Opponents are pushing for a last-minute amendment to Alicia Payne and Luke Gosling's restoring territory rights bill, which would place safeguards around future assisted dying regimes in the ACT and NT.
Politicians including ACT Chief Minister Andrew Barr and assisted dying advocates such as Andrew Denton are expected to fill the Senate's public gallery on Thursday night in anticipation of witnessing a historic moment for the territories.
Almost 9400 days have passed since the passage of Kevin Andrews' private members bill, which quashed the NT's world-first assisted dying laws and banned the territories from legislating them in the future.
The bill to overturn the ban appears all but certain to succeed after it last week passed the second reading stage 41 votes to 25.
Ten senators were absent from the vote, but even if all of them were opposed it wouldn't have been enough to turn the result.
That means only a last-minute change of heart from senators who voted in support at the second reading stage, which is considered extremely unlikely, can prevent the bill from passing.
Leading opponents including Liberal Jonathon Duniam last week conceded the bill would pass and have turned their attention to amending the legislation.
NT Country Liberal senator Jacinta Nampijinpa Price will move one amendment when debate resumes after 5.30pm.
Under the proposed change, the ACT and NT parliaments would be barred from passing future legislation which opened up access to assisted dying for under-18s.
The age restriction applies in each of the states' assisted dying regimes.
The amendment would also ensure that assisted dying could not be administered solely on the grounds of a person's disability or mental impairments.
The proposed change was circulated to senators and made public for the first time on Wednesday afternoon.
Senator Duniam will separately move a motion related to the approval process for drugs which can be used in assisted dying.
ACT senator David Pocock, who tried unsuccessfully to bring on a final vote during last week's debate, has dismissed the need for amendments, insisting the legislation before the senators was a "very simple bill".
MORE TERRITORY RIGHTS COVERAGE:
Alicia Payne and Luke Gosling's private members' bill doesn't make assisted dying legal in the territories - it simply lifts the ban on their parliaments debating and passing their own right-to-die laws.
"I said in the chamber that this is a very simple bill - it is simply repealing the Andrews bill," Senator Pocock said earlier this week.
"I understand this a tightly held issue and personal issue for many.
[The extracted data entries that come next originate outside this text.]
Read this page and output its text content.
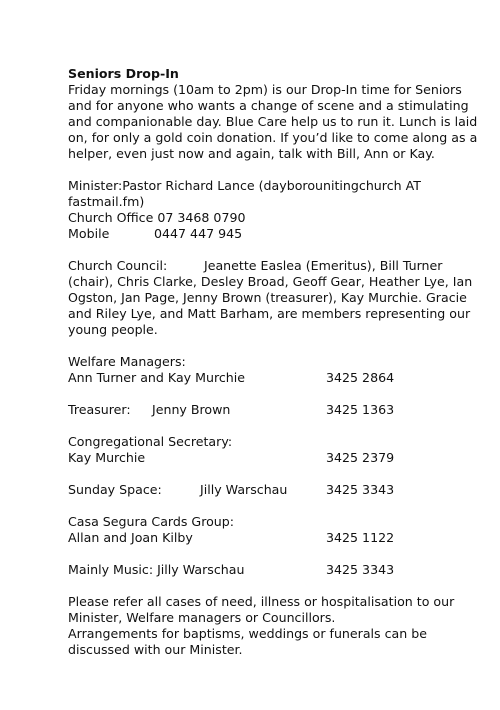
Seniors Drop-In

Friday mornings (10am to 2pm) is our Drop-In time for Seniors and for anyone who wants a change of scene and a stimulating and companionable day. Blue Care help us to run it. Lunch is laid on, for only a gold coin donation. If you’d like to come along as a helper, even just now and again, talk with Bill, Ann or Kay.

Minister:Pastor Richard Lance (dayborounitingchurch AT fastmail.fm)

Church Office 07 3468 0790

Mobile	0447 447 945

Church Council:	Jeanette Easlea (Emeritus), Bill Turner (chair), Chris Clarke, Desley Broad, Geoff Gear, Heather Lye, Ian Ogston, Jan Page, Jenny Brown (treasurer), Kay Murchie. Gracie and Riley Lye, and Matt Barham, are members representing our young people.

Welfare Managers:

Ann Turner and Kay Murchie	3425 2864
Treasurer: Jenny Brown	3425 1363

Congregational Secretary:

Kay Murchie	3425 2379
Sunday Space:	Jilly Warschau	3425 3343

Casa Segura Cards Group:

Allan and Joan Kilby	3425 1122
Mainly Music: Jilly Warschau	3425 3343

Please refer all cases of need, illness or hospitalisation to our Minister, Welfare managers or Councillors.

Arrangements for baptisms, weddings or funerals can be discussed with our Minister.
But clearly there has been a lot of debate, not just this time ... but over the years."
In a speech in the Assembly on Wednesday, Mr Barr signaled the government would move quickly to progress assisted dying legislation in the ACT once the ban was lifted.
"This place will be particularly focused, I anticipate, on dealing with voluntary assisted dying legislation process that I imagine will take the entire calendar year," he said.
The Canberra Times has been calling for the repeal of the Andrews bill as part of its Our Right to Decide campaign.